Spring Cloud Slueth

Spring Cloud Slueth는 분산 트레이싱을 위한 Spring Cloud 프로젝트이다.

공식문서는 spring-cloud-slueth를 참고하길 바란다.

용어

Spring Cloud Slueth는 Dapper’s 용어를 사용한다.

Span : 작업의 기본 단위. 예를 들어 RPC의 경우 요청을 보내고 받는것이 하나의 Span이 된다. Span은 64비트의 유니크한 ID를 가지며, 64비트의 TraceId를 가진다. Span은 description, timestamp, tag 등을 가진다. Span은 시작되거나 중지될 수 있으며 시작된 시간과 중지된 시간을 기록한다. Span이 생성되며 반드시 중지시켜야한다. Trace에서 최초로 생성된 Span은 root span이다. root span의 ID는 Trace ID와 같다.
Trace : Tree 형태를 가지는 Span의 집합.
Annotation : 이벤트을 기록할 때 사용한다. Brave를 사용하면 누가 클라이언트고 서버인지 그리고 요청이 언제시작해서 끝났는지를 쉽게 알 수 있다.
- cs : Client Send. 클라이언트가 요청을 시작한다. 이 애노테이션은 Span의 시작을 나타낸다.
- sr : Server Received. 클라이언트가 요청을 받아 처리를 시작한다. sr-cs 는 서버와 클라이언트간의 네트워크 지연 시간이다.
- ss : Server Sent. 요청의 완료될 때 사용된다. (응답이 클라이언트에 전송될 때) ss-sr 은 서버에서 요청을 처리하는데 걸린 시간이다.
- cr : Client Received. Span의 완료를 나타낸다. 클라이언트가 서버로부터 응답을 받았다. cr-cs 는 클라이언트가 요청을 받는데까지 걸린 시간이다.
아래 그림은 Trace와 Span이 시스템에서 어떻게 생성되는지를 보여준다. 각각의 색깔은 Span을 의미한다.

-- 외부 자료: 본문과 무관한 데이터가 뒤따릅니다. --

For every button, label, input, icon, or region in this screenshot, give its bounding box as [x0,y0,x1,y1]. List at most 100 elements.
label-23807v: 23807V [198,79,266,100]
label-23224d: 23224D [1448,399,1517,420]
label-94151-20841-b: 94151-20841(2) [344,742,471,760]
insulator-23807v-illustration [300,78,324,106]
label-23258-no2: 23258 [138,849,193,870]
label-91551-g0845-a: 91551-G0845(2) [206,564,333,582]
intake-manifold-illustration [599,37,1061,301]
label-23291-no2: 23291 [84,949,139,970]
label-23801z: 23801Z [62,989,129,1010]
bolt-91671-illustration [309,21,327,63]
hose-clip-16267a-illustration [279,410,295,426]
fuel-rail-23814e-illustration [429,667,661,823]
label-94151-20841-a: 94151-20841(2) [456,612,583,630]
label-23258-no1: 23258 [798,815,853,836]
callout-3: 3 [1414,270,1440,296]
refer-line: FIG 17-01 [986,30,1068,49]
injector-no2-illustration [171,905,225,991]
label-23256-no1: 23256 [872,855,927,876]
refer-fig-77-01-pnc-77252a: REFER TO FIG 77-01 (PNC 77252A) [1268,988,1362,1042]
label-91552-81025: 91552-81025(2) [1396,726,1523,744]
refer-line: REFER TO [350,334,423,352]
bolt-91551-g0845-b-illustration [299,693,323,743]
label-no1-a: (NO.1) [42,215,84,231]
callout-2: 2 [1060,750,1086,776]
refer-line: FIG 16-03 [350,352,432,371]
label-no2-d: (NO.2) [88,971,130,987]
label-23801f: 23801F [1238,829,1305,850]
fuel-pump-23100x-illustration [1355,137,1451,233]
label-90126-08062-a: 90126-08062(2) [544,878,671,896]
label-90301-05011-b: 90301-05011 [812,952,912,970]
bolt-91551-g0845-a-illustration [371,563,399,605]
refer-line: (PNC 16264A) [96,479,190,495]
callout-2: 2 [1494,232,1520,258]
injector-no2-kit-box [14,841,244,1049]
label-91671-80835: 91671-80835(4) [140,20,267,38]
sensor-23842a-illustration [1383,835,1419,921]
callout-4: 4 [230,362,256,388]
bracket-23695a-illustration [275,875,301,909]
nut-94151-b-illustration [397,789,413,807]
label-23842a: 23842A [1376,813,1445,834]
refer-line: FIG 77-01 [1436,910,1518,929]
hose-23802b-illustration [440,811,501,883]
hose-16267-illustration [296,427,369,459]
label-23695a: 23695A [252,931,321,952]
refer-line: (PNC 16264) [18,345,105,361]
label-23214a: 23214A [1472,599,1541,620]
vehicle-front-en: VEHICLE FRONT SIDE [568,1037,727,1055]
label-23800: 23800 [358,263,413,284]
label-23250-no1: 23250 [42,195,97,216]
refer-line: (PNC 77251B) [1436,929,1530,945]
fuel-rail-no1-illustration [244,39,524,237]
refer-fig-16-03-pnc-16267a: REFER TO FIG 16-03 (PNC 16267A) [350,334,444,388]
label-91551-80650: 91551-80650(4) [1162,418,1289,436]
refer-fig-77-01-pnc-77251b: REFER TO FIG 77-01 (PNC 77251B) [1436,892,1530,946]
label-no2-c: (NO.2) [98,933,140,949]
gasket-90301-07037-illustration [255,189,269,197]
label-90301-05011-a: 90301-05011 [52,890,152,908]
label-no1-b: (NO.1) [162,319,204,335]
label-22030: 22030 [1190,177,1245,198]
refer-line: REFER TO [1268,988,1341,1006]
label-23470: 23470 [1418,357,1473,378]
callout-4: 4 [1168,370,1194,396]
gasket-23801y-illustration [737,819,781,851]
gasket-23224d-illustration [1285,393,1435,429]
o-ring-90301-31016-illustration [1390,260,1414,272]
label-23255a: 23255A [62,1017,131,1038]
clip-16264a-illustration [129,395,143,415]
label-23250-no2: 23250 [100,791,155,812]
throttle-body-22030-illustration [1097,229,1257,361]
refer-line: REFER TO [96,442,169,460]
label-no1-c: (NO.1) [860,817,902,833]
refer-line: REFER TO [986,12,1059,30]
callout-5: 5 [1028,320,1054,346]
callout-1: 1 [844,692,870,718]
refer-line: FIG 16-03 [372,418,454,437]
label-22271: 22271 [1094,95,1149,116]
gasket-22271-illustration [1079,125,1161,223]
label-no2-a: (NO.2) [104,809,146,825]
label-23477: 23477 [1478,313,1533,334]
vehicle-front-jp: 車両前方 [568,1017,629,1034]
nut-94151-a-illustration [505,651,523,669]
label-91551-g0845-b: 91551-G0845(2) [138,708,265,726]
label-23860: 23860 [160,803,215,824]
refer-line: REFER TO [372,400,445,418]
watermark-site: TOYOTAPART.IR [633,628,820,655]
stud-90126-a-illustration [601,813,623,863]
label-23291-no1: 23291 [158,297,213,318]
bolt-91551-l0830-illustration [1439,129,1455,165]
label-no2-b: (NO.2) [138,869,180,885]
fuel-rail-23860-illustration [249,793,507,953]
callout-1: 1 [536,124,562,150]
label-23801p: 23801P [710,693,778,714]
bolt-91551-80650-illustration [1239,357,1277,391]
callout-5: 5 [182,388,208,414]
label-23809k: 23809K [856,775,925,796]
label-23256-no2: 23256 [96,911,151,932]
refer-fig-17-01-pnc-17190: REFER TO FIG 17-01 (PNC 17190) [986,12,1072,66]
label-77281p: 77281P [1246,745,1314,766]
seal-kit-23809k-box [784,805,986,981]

아래 그림은 Span의 부모-자식 관계를 보여준다.

Parent child relationship

목적

Zipkin을 사용하여 분산 추적에 사용
- Span 정보를 토대로 요청이 어떤식으로 처리되었는지를 보여준다.
- 에러가 발생한 부분이 있으면 에러가 발생한 부분도 보여준다. 예외가 발생하면 발생한 예외를 Span의 태그로 추가한다.

Brave을 이용한 분산 추적

Spring Cloud Slueth는 Brave 라이브러리를 사용해서 추적을 한다.
결과적으로 Slueth는 더이상 컨텍스트를 저장하는 역할을 하지 않고 Brave에게 위임한다.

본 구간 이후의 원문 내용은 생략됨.